Dina Birman, Ph.D

Associate Professor of Psychology

I have two major programs of research: (1) Acculturation and adjustment of refugees and immigrants; and (2) Refugee mental health services, particularly school-based interventions. My approach to these topics is rooted in Community Psychology in several ways. First, I view these topics from an ecological perspective, studying not only individual and family level variables, but also how communities and institutions shape the lives of the people within them. Second, I believe that community research can be conducted in ways that empower and support communities and institutions through long-term collaborations with individuals and institutions we study. In this way research projects can not only contribute to general knowledge but also support and enhance the settings where data are collected. Third, mental health interventions can serve preventive functions that enhance general adaptation of immigrants and refugees as well as provide intensive treatment to those who need it.

Courtney Bonam, Ph.D

Assistant Professor of Social Psychology

Courtney Bonam is an Assistant Professor of Psychology at the University of Illinois, Chicago. She began this position in 2012, after completing a Chancellor's Postdoctoral Research Fellowship in the Goldman School of Public Policy at the University of California Berkeley. Dr. Bonam is also a research affiliate of San Francisco State University's Center for Sustainable Cities and Schools. Trained as a social psychologist, her research focuses on stereotyping, prejudice, and discrimination; environmental justice; racial disparities in access to high quality physical space; as well as the experiences and perceptions of multiracial people. Courtney is a graduate of Stanford University. During her time there, she published research focusing on multiracial individuals' views of race as a social construct, as well as how this view can afford them resilience in potentially challenging social situations.

Sabine French, Ph.D

Assistant Professor of Psychology

My primary research interest is studying ethnic identity development in adolescents. Identity development is a crucial facet of adolescent development. Adolescence is the time when individuals have the cognitive abilities, the social influences, and the opportunities to examine and explore various identities. Living in such a diverse society, ethnic identity may become particularly important for adolescents of color. Most theories of ethnic identity development suggest a developmental stage model where individuals move from an unexamined identity through a period of exploration and then finally to an achieved identity where an individual is secure in what it means to be a member of his/her ethnic group.

In order to explore the process of this developmental model, I have examined the ethnic identity of racially and ethnically diverse adolescents and college students longitudinally over multiple years in two separate projects. My research has supported the theorized developmental models.

I am also examining the factors that promote or hinder the positive development of ethnic identity, as well as the association of ethnic identity with psychological well being, healthy behaviors and academic achievement - with a particular focus on understanding the differing pattern of findings in the different racial/ethnic groups. Thus far, I have found that different racial and ethnic groups exhibit some different patterns of relationships with predictor and outcome variables; thus affirming that there are some aspects of ethnic identity that are unique to individual ethnic groups.

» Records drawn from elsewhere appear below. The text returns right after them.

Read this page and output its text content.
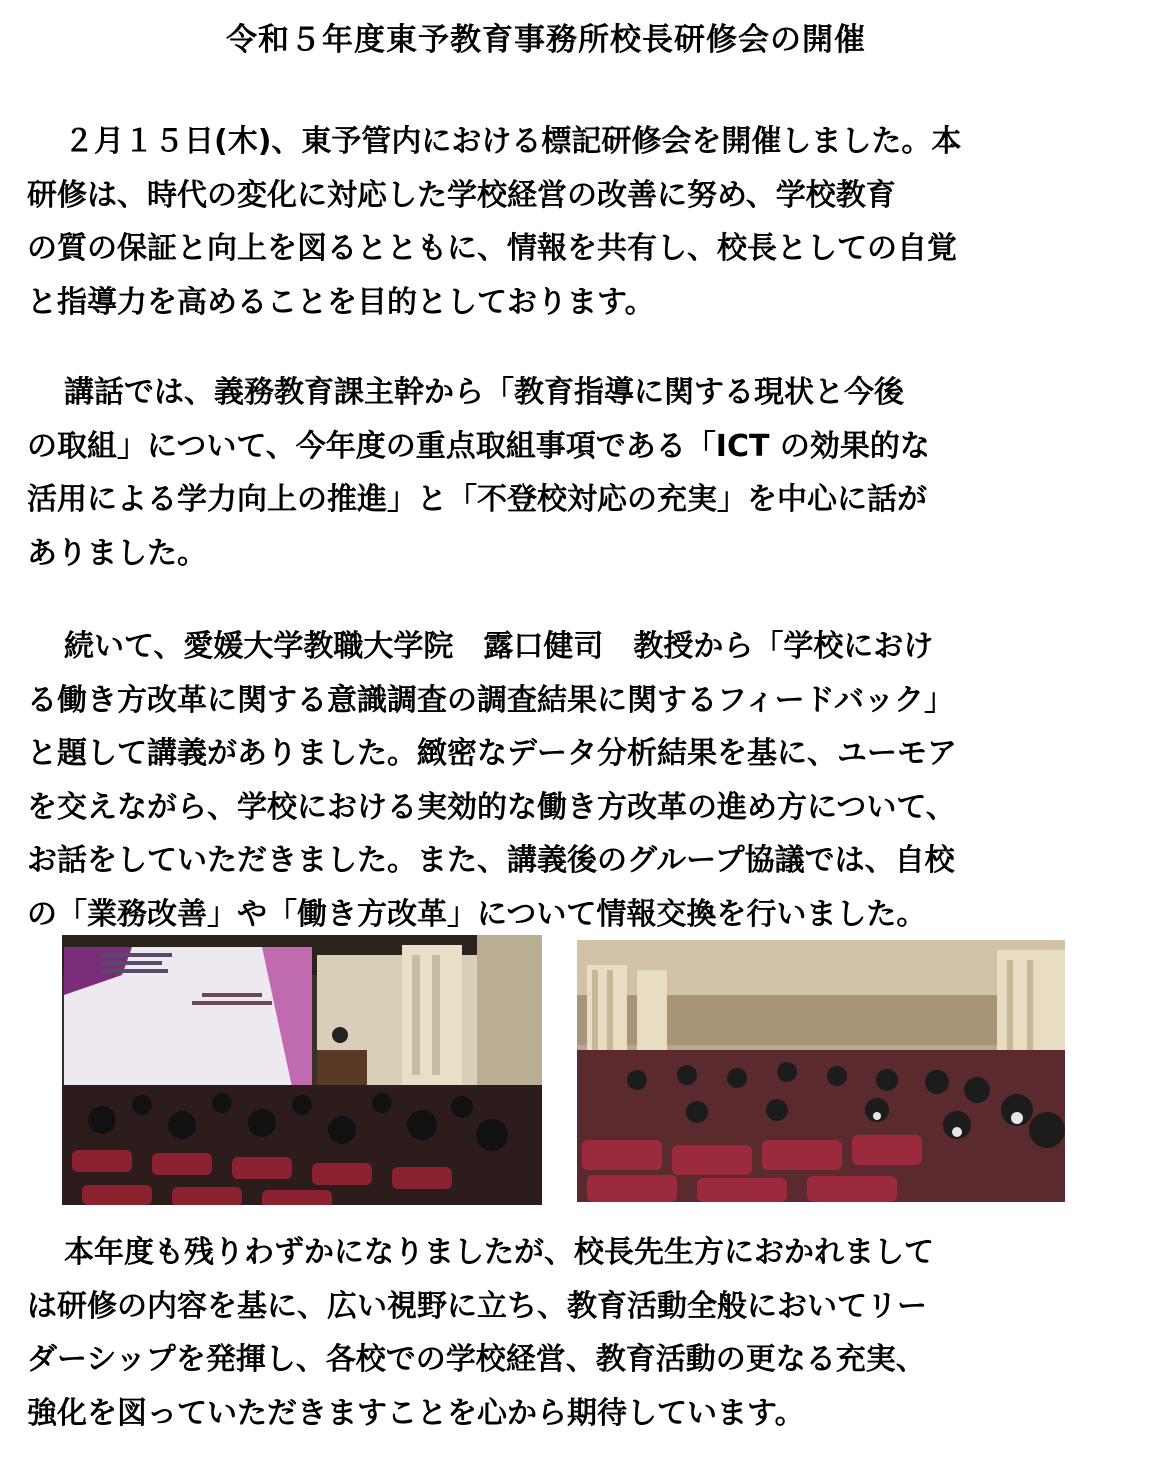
令和５年度東予教育事務所校長研修会の開催

２月１５日(木)、東予管内における標記研修会を開催しました。本
研修は、時代の変化に対応した学校経営の改善に努め、学校教育
の質の保証と向上を図るとともに、情報を共有し、校長としての自覚
と指導力を高めることを目的としております。

講話では、義務教育課主幹から「教育指導に関する現状と今後
の取組」について、今年度の重点取組事項である「ICT の効果的な
活用による学力向上の推進」と「不登校対応の充実」を中心に話が
ありました。

続いて、愛媛大学教職大学院　露口健司　教授から「学校におけ
る働き方改革に関する意識調査の調査結果に関するフィードバック」
と題して講義がありました。緻密なデータ分析結果を基に、ユーモア
を交えながら、学校における実効的な働き方改革の進め方について、
お話をしていただきました。また、講義後のグループ協議では、自校
の「業務改善」や「働き方改革」について情報交換を行いました。

本年度も残りわずかになりましたが、校長先生方におかれまして
は研修の内容を基に、広い視野に立ち、教育活動全般においてリー
ダーシップを発揮し、各校での学校経営、教育活動の更なる充実、
強化を図っていただきますことを心から期待しています。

My second line of research focuses on factors that promote or hinder academic achievement among ethnically diverse adolescents.

Melissa Lamar, Ph.D

Associate Professor Psychology in Psychiatry

Dr. Lamar’s work attempts to determine the neurobiological mechanisms underlying cognitive and affective dysfunction in normal and pathological aging with an emphasis on minority populations. Her recently funded research supported by the National Institute on Aging uses current and novel MRI techniques to determine the underlying white matter microstructure associated with vascular risk and cognitive performance in aging. To date, no studies have applied myelin mapping to aging and vascular risk in minority populations. This research stand at the nexus of current and future MRI techniques for identifying and utilizing a biomarker of white matter micro-structural integrity in vivo, providing a foundation for a new model of vascular aging that may be the basis for specific interventions to slow the progression of white matter neuropathology and associated cognitive decline. Even more importantly, it focuses on minority populations, a traditionally under-served but consistently over-represented portion of those individuals negatively impacted by vascular co-morbidities.

David McKirnan, Ph.D

Associate Professor Emeritus of Clinical Psychology

I have been doing research within the GLBT community for 25 years or so. I have primarily addressed alcohol and drug use and HIV risk among men, both in measurement studies and randomized controlled trials of structured behavioral interventions. One intervention study addressed coping with HIV infection, medication adherence and sexual risk among gay men and Lower socioeconomic status African-American women. The last intervention study I completed was a randomized controlled trial of a multi-media, group-based prevention program for younger African-American men who have sex with men. My earlier work addressed GLBT attitudes toward potential HIV vaccines, as well as several vaccine trials. My work has primarily been based at Howard Brown Health Center, the largest GLBT health center in the Midwest.

Edison Trickett, Ph.D

Professor of Psychology

My current research projects are a study of acculturation and adaptation among Soviet and Vietnamese refugee adolescents and adults, and an evaluation of a school within a school for refugee and immigrant adolescents who have undergone serious educational disruption in their countries of origin because of war or political turmoil. On the more conceptual front, I am writing a book on collaboration between researchers and community settings and editing a book on ways of increasing the community impact of AIDS interventions.